GM patents airbags on outside of cars
They are designed to protect pedestrians in a crash
DETROIT – Airbags protect passengers inside cars. General Motors engineers think they can work just as well on the outside to save pedestrians.
GM received a patent last month for an external airbag designed to “provide protection to a pedestrian” in a crash, the latest iteration in an industry effort to address a growing problem that accounts for roughly one in seven U.S. traffic deaths.
“The pedestrian protection airbag could become an important engineering solution in the future,” said Tom Wilkerson, safety communications spokesman for GM.
Other automakers are working on their own passenger-protection ideas. Daimler, which owns Mercedes-Benz, has a patent for a way to install airbags in the framework at the sides of the windshield as a way to cushion the potential blow to pedestrians. Volkswagen also has explored airbag alternatives.

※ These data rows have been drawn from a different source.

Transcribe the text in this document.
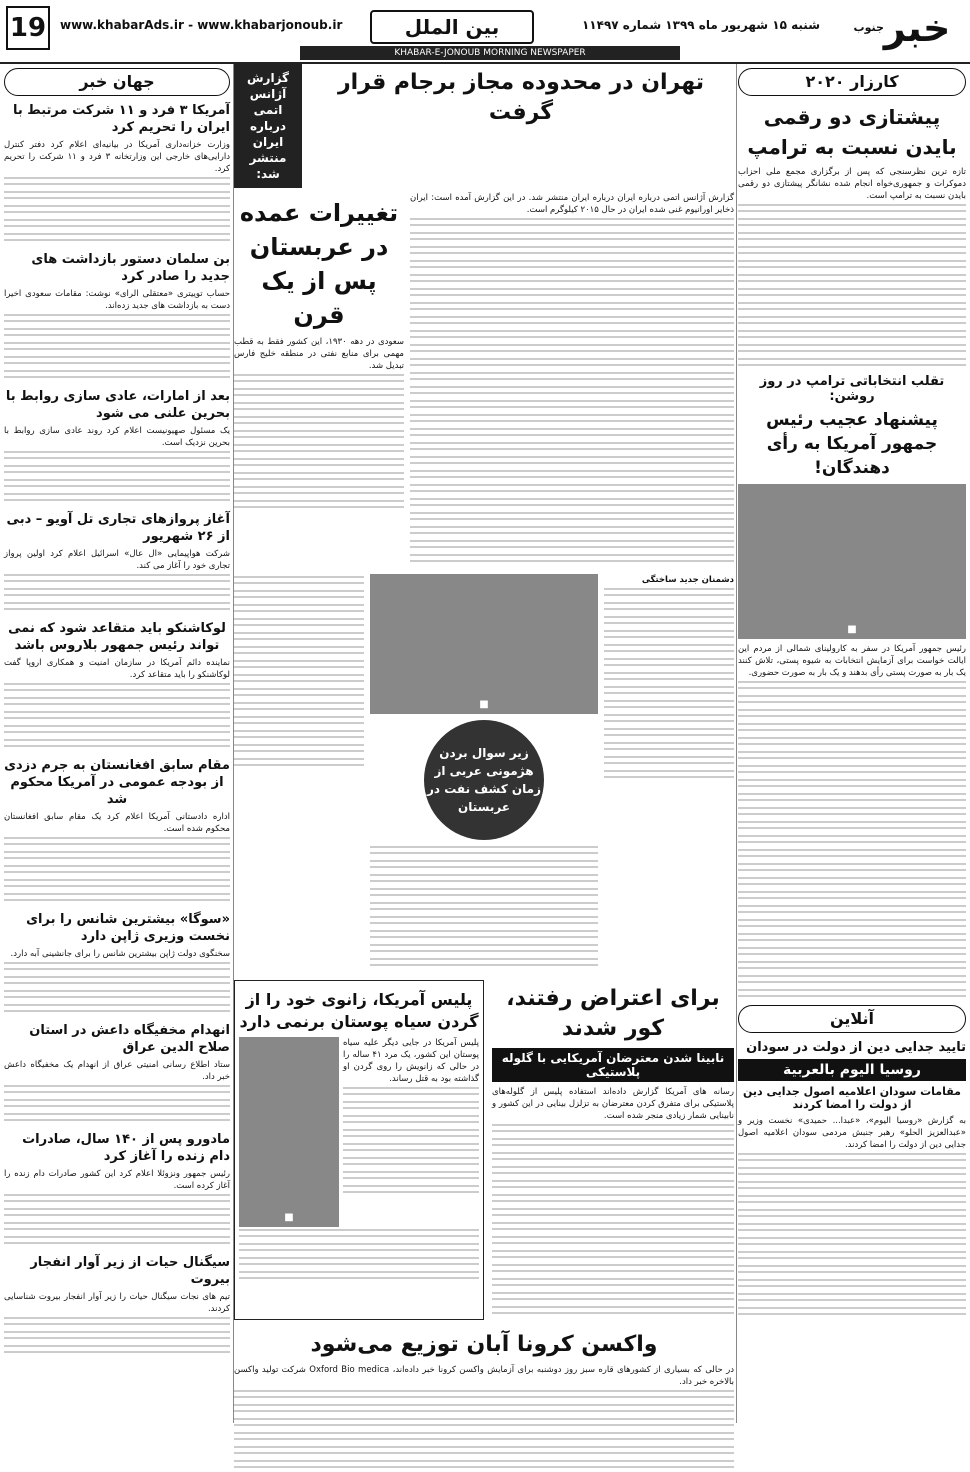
خبر$^{جنوب}$
شنبه ۱۵ شهریور ماه ۱۳۹۹ شماره ۱۱۴۹۷
بین الملل
www.khabarAds.ir - www.khabarjonoub.ir
19
KHABAR-E-JONOUB MORNING NEWSPAPER
کارزار ۲۰۲۰
پیشتازی دو رقمی بایدن نسبت به ترامپ
تازه ترین نظرسنجی که پس از برگزاری مجمع ملی احزاب دموکرات و جمهوری‌خواه انجام شده نشانگر پیشتازی دو رقمی بایدن نسبت به ترامپ است.
تقلب انتخاباتی ترامپ در روز روشن:
پیشنهاد عجیب رئیس جمهور آمریکا به رأی دهندگان!
■
رئیس جمهور آمریکا در سفر به کارولینای شمالی از مردم این ایالت خواست برای آزمایش انتخابات به شیوه پستی، تلاش کنند یک بار به صورت پستی رأی بدهند و یک بار به صورت حضوری.
آنلاین
تایید جدایی دین از دولت در سودان
روسيا اليوم بالعربية
مقامات سودان اعلامیه اصول جدایی دین از دولت را امضا کردند
به گزارش «روسیا الیوم»، «عبدا... حمیدی» نخست وزیر و «عبدالعزیز الحلو» رهبر جنبش مردمی سودان اعلامیه اصول جدایی دین از دولت را امضا کردند.
تهران در محدوده مجاز برجام قرار گرفت
گزارش آژانس اتمی درباره ایران منتشر شد:
گزارش آژانس اتمی درباره ایران درباره ایران منتشر شد. در این گزارش آمده است: ایران ذخایر اورانیوم غنی شده ایران در حال ۲۰۱۵ کیلوگرم است.
تغییرات عمده در عربستان پس از یک قرن
سعودی در دهه ۱۹۳۰، این کشور فقط به قطب مهمی برای منابع نفتی در منطقه خلیج فارس تبدیل شد.
دشمنان جدید ساختگی
■
زیر سوال بردن هژمونی عربی از زمان کشف نفت در عربستان
برای اعتراض رفتند، کور شدند
نابینا شدن معترضان آمریکایی با گلوله پلاستیکی
رسانه های آمریکا گزارش داده‌اند استفاده پلیس از گلوله‌های پلاستیکی برای متفرق کردن معترضان به تزلزل بینایی در این کشور و نابینایی شمار زیادی منجر شده است.
پلیس آمریکا، زانوی خود را از گردن سیاه پوستان برنمی دارد
پلیس آمریکا در جایی دیگر علیه سیاه پوستان این کشور، یک مرد ۴۱ ساله را در حالی که زانویش را روی گردن او گذاشته بود به قتل رساند.
■
واکسن کرونا آبان توزیع می‌شود
در حالی که بسیاری از کشورهای قاره سبز روز دوشنبه برای آزمایش واکسن کرونا خبر داده‌اند، Oxford Bio medica شرکت تولید واکسن بالاخره خبر داد.
جهان خبر
آمریکا ۳ فرد و ۱۱ شرکت مرتبط با ایران را تحریم کرد
وزارت خزانه‌داری آمریکا در بیانیه‌ای اعلام کرد دفتر کنترل دارایی‌های خارجی این وزارتخانه ۳ فرد و ۱۱ شرکت را تحریم کرد.
بن سلمان دستور بازداشت های جدید را صادر کرد
حساب توییتری «معتقلی الرای» نوشت: مقامات سعودی اخیرا دست به بازداشت های جدید زده‌اند.
بعد از امارات، عادی سازی روابط با بحرین علنی می شود
یک مسئول صهیونیست اعلام کرد روند عادی سازی روابط با بحرین نزدیک است.
آغاز پروازهای تجاری تل آویو – دبی از ۲۶ شهریور
شرکت هواپیمایی «ال عال» اسرائیل اعلام کرد اولین پرواز تجاری خود را آغاز می کند.
لوکاشنکو باید متقاعد شود که نمی تواند رئیس جمهور بلاروس باشد
نماینده دائم آمریکا در سازمان امنیت و همکاری اروپا گفت لوکاشنکو را باید متقاعد کرد.
مقام سابق افغانستان به جرم دزدی از بودجه عمومی در آمریکا محکوم شد
اداره دادستانی آمریکا اعلام کرد یک مقام سابق افغانستان محکوم شده است.
«سوگا» بیشترین شانس را برای نخست وزیری ژاپن دارد
سخنگوی دولت ژاپن بیشترین شانس را برای جانشینی آبه دارد.
انهدام مخفیگاه داعش در استان صلاح الدین عراق
ستاد اطلاع رسانی امنیتی عراق از انهدام یک مخفیگاه داعش خبر داد.
مادورو پس از ۱۴۰ سال، صادرات دام زنده را آغاز کرد
رئیس جمهور ونزوئلا اعلام کرد این کشور صادرات دام زنده را آغاز کرده است.
سیگنال حیات از زیر آوار انفجار بیروت
تیم های نجات سیگنال حیات را زیر آوار انفجار بیروت شناسایی کردند.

Volvo deployed a pedestrian airbag on its V40 model. The technology takes a different approach than GM, seeking to cushion the windshield area.
It is not the initial impact from a vehicle that is most likely to kill pedestrians but secondary impact when pedestrians pass over the hood and hit their heads on the front roof pillars, said Maeva Ribas, manager of design analysis at The Carlab, an automotive product planning consultant.
The number of pedestrians killed in traffic jumped 11% to nearly 6,000 in
2016, according to a report released in March by the Governors Highway Safety Association. It was the biggest singleyear increase in pedestrian fatalities.
GM filed extensive paperwork with the U.S. Patent and Trademark Office that included dozens of pages of description, optional applications and 90 technical sketches. The focus is an airbag mounted in a “fender region” adjacent to the vehicle’s hood and before the side door “to provide protection to a pedestrian from impacting the frontal area of a vehicle structure.”
The company declined to discuss specifics of how the technology might change injury risks, saying a competitive research and development landscape requires discretion.
GM did not include how potential collisions would be detected to trigger airbag deployment.
The airbag patent was among at least
80 patents awarded to GM in December, many of which had been pending for years.